New York City is losing an estimated $173 million in tax revenue due to lax oversight of changes in property ownership from tax exempt entities to for-profit institutions and individuals, according to a report entitled New York City Uncollected Millions, issued by District Council 37 ASCME AFL-CIO. The report states that many property exemptions are issued in error.
Making matters worse, the report notes that the MTA and the city of New York fail to collect property taxes on thousands of cell phone towers and billboards to the tune of approximately $49 mllion.
By way of startling examples of inefficiencies in the system, there are some strip clubs that are getting industrial exemptions and parking lots that are getting religious exemptions.
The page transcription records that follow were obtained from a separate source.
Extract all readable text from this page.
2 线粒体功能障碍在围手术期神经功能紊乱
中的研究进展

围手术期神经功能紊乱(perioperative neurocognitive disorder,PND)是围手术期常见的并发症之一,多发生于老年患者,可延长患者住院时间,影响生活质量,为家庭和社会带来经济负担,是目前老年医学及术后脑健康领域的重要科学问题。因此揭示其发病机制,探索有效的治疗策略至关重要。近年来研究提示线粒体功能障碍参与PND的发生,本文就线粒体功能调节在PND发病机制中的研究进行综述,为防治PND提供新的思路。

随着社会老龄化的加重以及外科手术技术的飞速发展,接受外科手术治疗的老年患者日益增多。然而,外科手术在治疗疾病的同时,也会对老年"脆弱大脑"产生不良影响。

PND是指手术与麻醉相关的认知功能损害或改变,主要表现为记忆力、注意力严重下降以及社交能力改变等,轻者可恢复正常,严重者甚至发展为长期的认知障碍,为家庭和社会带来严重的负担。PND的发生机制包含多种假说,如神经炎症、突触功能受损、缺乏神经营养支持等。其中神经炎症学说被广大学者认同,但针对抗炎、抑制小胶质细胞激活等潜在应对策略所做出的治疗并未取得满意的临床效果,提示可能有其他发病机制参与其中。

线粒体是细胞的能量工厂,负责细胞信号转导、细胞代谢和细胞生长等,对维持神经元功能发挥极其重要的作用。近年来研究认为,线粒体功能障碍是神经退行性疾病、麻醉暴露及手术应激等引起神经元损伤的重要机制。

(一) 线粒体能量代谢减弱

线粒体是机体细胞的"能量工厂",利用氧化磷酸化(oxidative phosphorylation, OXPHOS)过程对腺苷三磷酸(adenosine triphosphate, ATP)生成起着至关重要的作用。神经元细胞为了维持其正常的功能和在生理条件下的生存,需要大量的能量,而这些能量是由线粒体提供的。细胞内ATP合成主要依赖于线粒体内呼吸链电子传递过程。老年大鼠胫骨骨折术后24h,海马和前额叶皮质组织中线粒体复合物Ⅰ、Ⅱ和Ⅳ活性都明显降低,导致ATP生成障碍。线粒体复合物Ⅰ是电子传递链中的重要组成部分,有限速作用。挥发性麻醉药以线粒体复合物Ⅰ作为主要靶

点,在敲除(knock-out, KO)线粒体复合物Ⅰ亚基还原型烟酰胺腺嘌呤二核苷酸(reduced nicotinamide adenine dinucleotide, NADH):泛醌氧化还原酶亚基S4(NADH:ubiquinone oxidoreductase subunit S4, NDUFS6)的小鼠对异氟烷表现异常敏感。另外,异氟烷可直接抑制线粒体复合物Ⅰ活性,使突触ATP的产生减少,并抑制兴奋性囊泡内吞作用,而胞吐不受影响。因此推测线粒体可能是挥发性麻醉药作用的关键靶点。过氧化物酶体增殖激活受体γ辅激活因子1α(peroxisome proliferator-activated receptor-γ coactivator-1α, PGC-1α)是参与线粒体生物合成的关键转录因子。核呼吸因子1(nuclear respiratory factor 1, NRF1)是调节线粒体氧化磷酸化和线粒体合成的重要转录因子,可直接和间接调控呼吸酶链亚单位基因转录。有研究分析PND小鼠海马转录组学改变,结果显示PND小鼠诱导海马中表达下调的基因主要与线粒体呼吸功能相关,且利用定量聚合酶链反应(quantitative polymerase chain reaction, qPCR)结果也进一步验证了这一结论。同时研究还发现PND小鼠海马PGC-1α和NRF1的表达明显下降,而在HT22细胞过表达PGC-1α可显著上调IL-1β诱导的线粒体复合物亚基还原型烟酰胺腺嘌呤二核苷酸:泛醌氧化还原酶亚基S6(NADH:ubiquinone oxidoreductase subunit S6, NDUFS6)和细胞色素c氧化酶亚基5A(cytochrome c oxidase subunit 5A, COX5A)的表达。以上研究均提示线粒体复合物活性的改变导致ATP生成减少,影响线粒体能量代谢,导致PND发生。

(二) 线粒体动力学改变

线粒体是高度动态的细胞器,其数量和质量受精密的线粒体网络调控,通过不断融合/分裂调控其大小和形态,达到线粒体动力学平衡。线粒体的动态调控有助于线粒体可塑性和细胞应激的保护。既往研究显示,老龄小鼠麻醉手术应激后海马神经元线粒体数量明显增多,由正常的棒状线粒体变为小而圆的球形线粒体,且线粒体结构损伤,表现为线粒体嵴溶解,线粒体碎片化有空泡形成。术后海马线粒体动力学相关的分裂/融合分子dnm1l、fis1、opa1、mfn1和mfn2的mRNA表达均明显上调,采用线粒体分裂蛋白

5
In total, it is estimated that over $500 million in potential tax receipts for New York City is being lost due to negligence and lack of oversight.
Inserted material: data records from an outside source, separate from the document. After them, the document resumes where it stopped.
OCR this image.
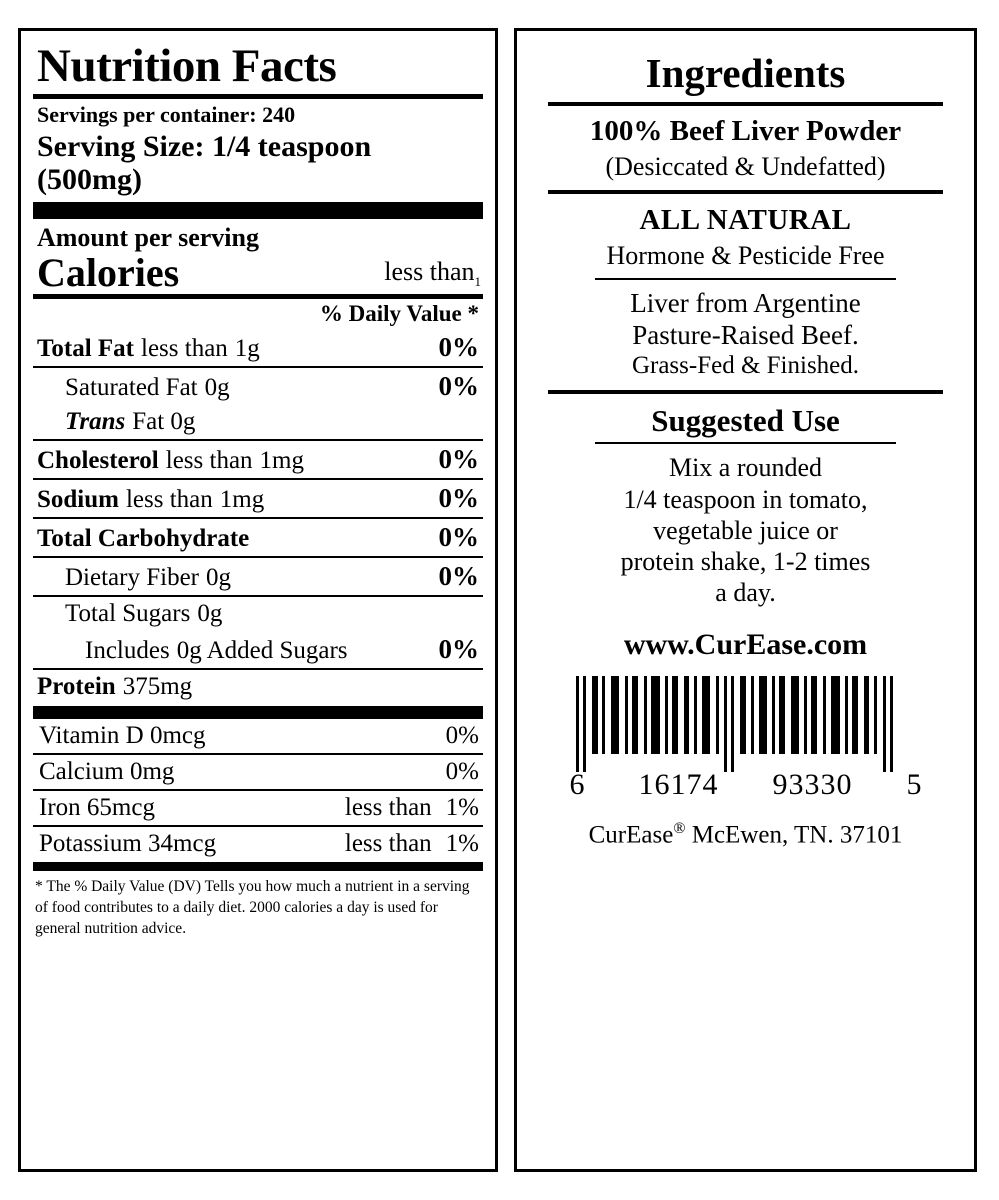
Nutrition Facts
Servings per container: 240
Serving Size: 1/4 teaspoon (500mg)
Amount per serving
Calories	less than$_1$
% Daily Value *
Total Fat less than 1g	0%
Saturated Fat 0g	0%
Trans Fat 0g
Cholesterol less than 1mg	0%
Sodium less than 1mg	0%
Total Carbohydrate	0%
Dietary Fiber 0g	0%
Total Sugars 0g
Includes 0g Added Sugars	0%
Protein 375mg
Vitamin D 0mcg	0%
Calcium 0mg	0%
Iron 65mcg	less than 1%
Potassium 34mcg	less than 1%
* The % Daily Value (DV) Tells you how much a nutrient in a serving of food contributes to a daily diet. 2000 calories a day is used for general nutrition advice.
Ingredients
100% Beef Liver Powder
(Desiccated & Undefatted)
ALL NATURAL
Hormone & Pesticide Free
Liver from Argentine
Pasture-Raised Beef.
Grass-Fed & Finished.
Suggested Use
Mix a rounded
1/4 teaspoon in tomato,
vegetable juice or
protein shake, 1-2 times
a day.
www.CurEase.com
6 16174 93330 5
CurEase® McEwen, TN. 37101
Tax assessors at the Department of Finance oversee the valuation of over 1 million properties in New York City. Historically, the assessors would go out and do field studies to ensure compliance with the tax laws and appropriate classification of properties.
Fran Schloss, President of Assessors, Appraisers and Housing Development Specialists for Local 1757, has stated that compliance is no longer verified through an assessor’s field inspection. This is partly due to staff cuts in the Finance Department.
Last year, the New York Post had reported that the city allows $13.5 billion in property tax breaks. Some of these tax breaks are permanent while others run for long periods of time, such as 25 years in the case of tax abatements for co-ops and condominiums. A review of the whole property tax process is warranted, especially in light of the impact of the financial crisis on the city’s finances.
There are some small business owners who will tell you that they are being increasingly gorged by the tax bite in New York City and inundated in red tape and paperwork. These could be some of the reasons for non-compliance with the city’s real estate reporting requirements. But it is up to the city to enforce its own rules.
The inefficiency in this realm of government is just a snapshot of the broader problems in our bureaucracy that are costing taxpayers billions of dollars that could be better spent on needed services. It takes commitment on the part of our elected officials, unions and the population at large to build a strong New York. Sound policies on both the revenue and spending side of the equation are key to the city’s success.